The Atria Mystery Bus tour took off April 12th. Four authors traveled 2,350 miles in eight days to 12 cities, 12 bookstores and talked about our work to well over 300 readers. I think that what made the strongest impression on me is John Connolly's wonderful Irish brogue. I hear myself thinking in that cadence even as I write this. Or maybe it was finding out we couldn't flush toilet paper down the toilet.
No, seriously. It was much we all love books. The authors on the tour. The tour managers, Frank and Ryan, who had us sign personal copies to each of them and listened to every talk we gave. The amazing booksellers who hosted us. And the readers, the readers, the readers who came out to see us. Some coming from almost as far away as we did -- one gentleman drove over three and a half hours to meet Connolly and get his books signed. And the incredible collectors. One had the 1998 self-published version of Lip Service. Only 2500 were ever printed.
Tours conjure romantic images of exploring and investigating and discovering new sights, sounds, tastes, smells. But this wasn't that kind of tour.
We didn't get to see much of the towns or cities we visited. We didn't even really see what was outside our windows because the bus was wrapped with a skin of our book covers so the view was diffused and subdued.
What we did for eight days was drive to a bookstore, disembark, go inside, speak for 40 minutes or so, answer questions, sign books and then step back on the bus. Most days we ate lunch and dinner on the bus. Some stretches between stops were two hours. Some seven. Usually we stopped at two bookstores a day.
It felt like we were in a pneumatic tube as we got whooshed from NYC to Madison, CT, then whooshed to Framingham, MA, and then to Brattleboro, VT... you get the idea.
I knew my bus mates were fabulous writers but they also proved to be witty, smart, funny, kind and wonderful traveling companions. Writers are by nature loners so we were good at giving each other space on the bus. But when we felt like talking, the conversations were fabulous.
We're all so different. John is Irish, Liza is Swedish and Kent is a self-professed hayseed while I'm a born and bred New Yorker.
But what we share is a passion for writing, reading and for the purpose of the tour -- to spend time with readers and booksellers. They feed us. They sustain us. And they inspire us.

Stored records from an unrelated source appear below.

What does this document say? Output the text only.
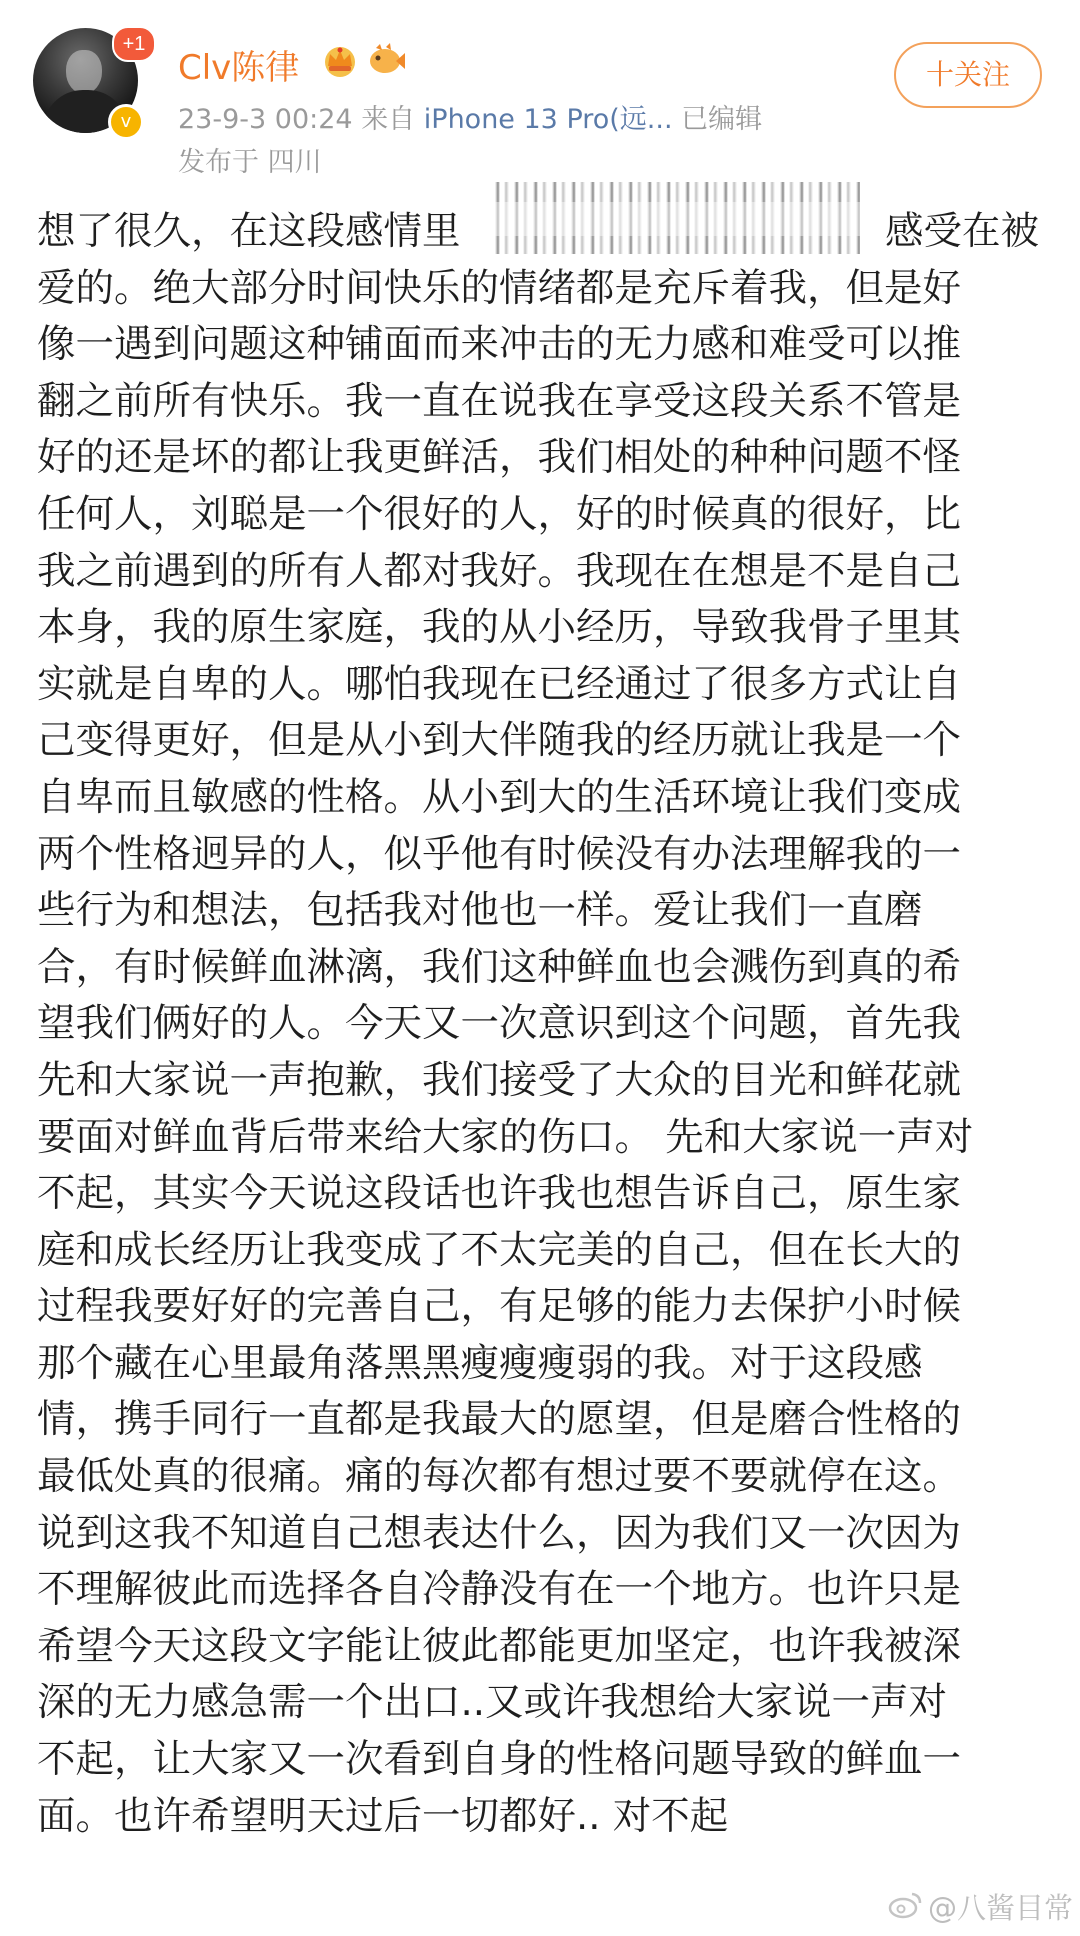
+1
v
Clv陈律
23-9-3 00:24 来自 iPhone 13 Pro(远... 已编辑
发布于 四川
十关注
想了很久，在这段感情里	感受在被
爱的。绝大部分时间快乐的情绪都是充斥着我，但是好
像一遇到问题这种铺面而来冲击的无力感和难受可以推
翻之前所有快乐。我一直在说我在享受这段关系不管是
好的还是坏的都让我更鲜活，我们相处的种种问题不怪
任何人，刘聪是一个很好的人，好的时候真的很好，比
我之前遇到的所有人都对我好。我现在在想是不是自己
本身，我的原生家庭，我的从小经历，导致我骨子里其
实就是自卑的人。哪怕我现在已经通过了很多方式让自
己变得更好，但是从小到大伴随我的经历就让我是一个
自卑而且敏感的性格。从小到大的生活环境让我们变成
两个性格迥异的人，似乎他有时候没有办法理解我的一
些行为和想法，包括我对他也一样。爱让我们一直磨
合，有时候鲜血淋漓，我们这种鲜血也会溅伤到真的希
望我们俩好的人。今天又一次意识到这个问题，首先我
先和大家说一声抱歉，我们接受了大众的目光和鲜花就
要面对鲜血背后带来给大家的伤口。 先和大家说一声对
不起，其实今天说这段话也许我也想告诉自己，原生家
庭和成长经历让我变成了不太完美的自己，但在长大的
过程我要好好的完善自己，有足够的能力去保护小时候
那个藏在心里最角落黑黑瘦瘦瘦弱的我。对于这段感
情，携手同行一直都是我最大的愿望，但是磨合性格的
最低处真的很痛。痛的每次都有想过要不要就停在这。
说到这我不知道自己想表达什么，因为我们又一次因为
不理解彼此而选择各自冷静没有在一个地方。也许只是
希望今天这段文字能让彼此都能更加坚定，也许我被深
深的无力感急需一个出口..又或许我想给大家说一声对
不起，让大家又一次看到自身的性格问题导致的鲜血一
面。也许希望明天过后一切都好.. 对不起
@八酱目常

They make the wheels go round.
At one point the bus was heading south and west from Buffalo to Dayton. Weather reports told us that the south and west of Dayton were critical tornados that had already claimed five lives. To the west and north of Dayton were severe thunderstorms.
Both sets of conditions were alarming.
Kinda like the book business right now.
Kent said, "God willing, we'll thread the eye of this needle."
How long will the publishing storms rage? What damage will they do? What will the landscape look like once after dust from the DOJ suit and its resulting ramifications have settled down?
"Writers are always both a part of, and apart from, the society in which they live and work, so we're wed to being in the eye of storms," said my fellow traveler John Connolly. "But without writers there is no publishing industry. All we can say for sure is that in the aftermath of the collision of these two forces in publishing there will still be writers. Like rats and cockroaches, we endure."
"In the middle of a storm you have to put your feet down and stay grounded. Storms pass -- they always do," said Liza.
And from the passions we encountered on our road trip, we're sure when these storms pass, writers and readers will still be standing. And the glue that binds them to each -- booksellers will still be standing too.
And that's the one view we really did get to see from the bus tour.